Dans la maison d'accueil des familles, où elles attendent l'heure de la visite, les proches de détenus n'étaient pourtant pas nombreux à avoir connaissance de cas de Covid derrière les murs. « Ah non, je ne sais pas, pourtant je suis venu la semaine dernière, s'étonne le frère d'un détenu. Il ne m'a rien dit. »

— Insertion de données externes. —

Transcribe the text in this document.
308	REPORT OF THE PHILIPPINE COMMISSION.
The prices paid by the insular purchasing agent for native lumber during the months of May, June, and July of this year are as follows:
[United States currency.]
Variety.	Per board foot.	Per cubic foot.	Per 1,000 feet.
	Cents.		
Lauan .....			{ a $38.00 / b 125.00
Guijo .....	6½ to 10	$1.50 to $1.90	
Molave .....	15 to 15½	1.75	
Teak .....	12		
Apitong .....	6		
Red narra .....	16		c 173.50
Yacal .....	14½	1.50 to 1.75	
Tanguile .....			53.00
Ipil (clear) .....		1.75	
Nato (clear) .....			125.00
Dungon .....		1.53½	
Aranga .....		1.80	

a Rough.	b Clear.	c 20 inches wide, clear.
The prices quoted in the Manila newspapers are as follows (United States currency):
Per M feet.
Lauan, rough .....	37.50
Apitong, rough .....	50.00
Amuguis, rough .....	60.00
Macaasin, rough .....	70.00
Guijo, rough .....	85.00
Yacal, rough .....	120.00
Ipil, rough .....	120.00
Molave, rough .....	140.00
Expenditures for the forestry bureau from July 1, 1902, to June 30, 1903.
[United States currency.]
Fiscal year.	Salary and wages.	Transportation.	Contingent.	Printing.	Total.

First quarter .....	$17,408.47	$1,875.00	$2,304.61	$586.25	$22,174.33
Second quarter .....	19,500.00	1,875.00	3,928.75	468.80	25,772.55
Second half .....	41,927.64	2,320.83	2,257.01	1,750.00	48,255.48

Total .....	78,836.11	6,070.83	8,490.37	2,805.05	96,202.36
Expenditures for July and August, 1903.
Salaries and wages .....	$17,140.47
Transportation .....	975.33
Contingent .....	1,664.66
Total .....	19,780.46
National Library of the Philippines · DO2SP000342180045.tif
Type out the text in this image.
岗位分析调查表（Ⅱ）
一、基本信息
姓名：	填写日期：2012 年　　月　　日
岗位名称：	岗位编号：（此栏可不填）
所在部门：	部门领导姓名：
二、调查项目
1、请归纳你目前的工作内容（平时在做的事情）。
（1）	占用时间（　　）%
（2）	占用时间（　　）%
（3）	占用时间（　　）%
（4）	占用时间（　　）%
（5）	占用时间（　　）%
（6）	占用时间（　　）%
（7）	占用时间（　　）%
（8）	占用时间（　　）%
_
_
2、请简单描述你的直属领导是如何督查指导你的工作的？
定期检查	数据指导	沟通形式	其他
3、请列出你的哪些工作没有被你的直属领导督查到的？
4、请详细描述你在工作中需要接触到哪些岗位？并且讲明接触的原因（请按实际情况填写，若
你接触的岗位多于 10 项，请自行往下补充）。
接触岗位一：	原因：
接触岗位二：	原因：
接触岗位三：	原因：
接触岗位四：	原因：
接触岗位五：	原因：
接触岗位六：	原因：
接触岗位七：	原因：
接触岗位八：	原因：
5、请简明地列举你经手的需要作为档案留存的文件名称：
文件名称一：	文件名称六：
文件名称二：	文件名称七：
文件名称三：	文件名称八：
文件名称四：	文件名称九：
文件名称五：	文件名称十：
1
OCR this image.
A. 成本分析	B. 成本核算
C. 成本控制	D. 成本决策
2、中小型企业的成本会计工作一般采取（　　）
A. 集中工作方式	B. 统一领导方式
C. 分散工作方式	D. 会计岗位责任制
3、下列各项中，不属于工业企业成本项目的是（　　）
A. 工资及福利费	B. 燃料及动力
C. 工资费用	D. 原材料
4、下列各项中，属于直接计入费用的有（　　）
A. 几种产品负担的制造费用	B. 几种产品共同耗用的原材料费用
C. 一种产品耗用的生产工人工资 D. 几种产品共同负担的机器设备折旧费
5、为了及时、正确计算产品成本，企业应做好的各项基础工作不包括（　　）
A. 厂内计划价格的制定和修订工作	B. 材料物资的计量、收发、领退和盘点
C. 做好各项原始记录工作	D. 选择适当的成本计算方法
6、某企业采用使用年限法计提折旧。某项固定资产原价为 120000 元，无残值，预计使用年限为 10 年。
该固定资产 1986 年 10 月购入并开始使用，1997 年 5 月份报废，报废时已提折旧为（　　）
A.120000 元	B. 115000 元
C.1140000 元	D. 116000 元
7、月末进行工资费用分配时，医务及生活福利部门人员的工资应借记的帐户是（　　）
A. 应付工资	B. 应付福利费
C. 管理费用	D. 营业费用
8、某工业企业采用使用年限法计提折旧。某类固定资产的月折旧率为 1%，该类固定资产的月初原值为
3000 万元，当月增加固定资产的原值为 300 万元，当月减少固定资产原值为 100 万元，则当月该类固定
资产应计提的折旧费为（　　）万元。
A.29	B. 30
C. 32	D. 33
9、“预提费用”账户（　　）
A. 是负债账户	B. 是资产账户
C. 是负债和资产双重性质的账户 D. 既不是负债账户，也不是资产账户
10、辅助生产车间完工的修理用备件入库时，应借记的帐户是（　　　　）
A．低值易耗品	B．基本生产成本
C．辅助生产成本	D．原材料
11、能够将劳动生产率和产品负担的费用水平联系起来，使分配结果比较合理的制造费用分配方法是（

« Il faut comprendre que ceux qui ont des symptômes préfèrent se taire, reprend le trentenaire qui vient de recouvrer la liberté. Ils ne veulent pas inquiéter leurs familles et aussi, ils ne veulent pas aller à l'isolement. Parce que si on a le Covid, on va l'isolement. Une cellule tout seul sans télé, personne n'en a envie. »

« Ce n'est pas l'isolement mais le confinement », corrige la directrice de la prison. Certes mais dans les faits, le résultat est semblable. Le détenu est seul, son unique distraction étant la promenade, mais seul aussi. « Forcément, les mecs, ils préfèrent ne rien dire, reprend le détenu fraîchement libéré. C'est bien qu'on nous mette à l'isolement si on est un cas mais c'est dur à vivre. »

«Quand on va à la douche, on ne met pas de masque»

L'isolement, c'est aussi ce qui attend les détenus qui auraient touché la personne venue leur rendre visite. Après le premier confinement, qui s'était traduit par une suppression totale des parloirs, l'administration a installé des vitres pour séparer détenu et visiteur. « Mais si tu touches la main de ta femme par-dessus, tu vas à l'isolement », raconte l'ancien détenu.

« Le protocole est strict parce que nous faisons tout pour maintenir les parloirs. Ne pas voir les proches est très difficile pour les détenus, nous le savons », explique la directrice de la maison d'arrêt, qui « continue de bien fonctionner » relève l'administration pénitentiaire.

Malgré ces mesures strictes et les difficultés, cet homme considère, comme d'autres prisonniers, que l'administration « n'est pas assez pointilleuse ». « C'est vrai, on est testé à l'arrivée mais c'est tout. Et par exemple, quand on va à la douche, on ne met pas de masque. » Cela étant, des dépistages ont été organisés dès l'apparition des premiers cas début janvier.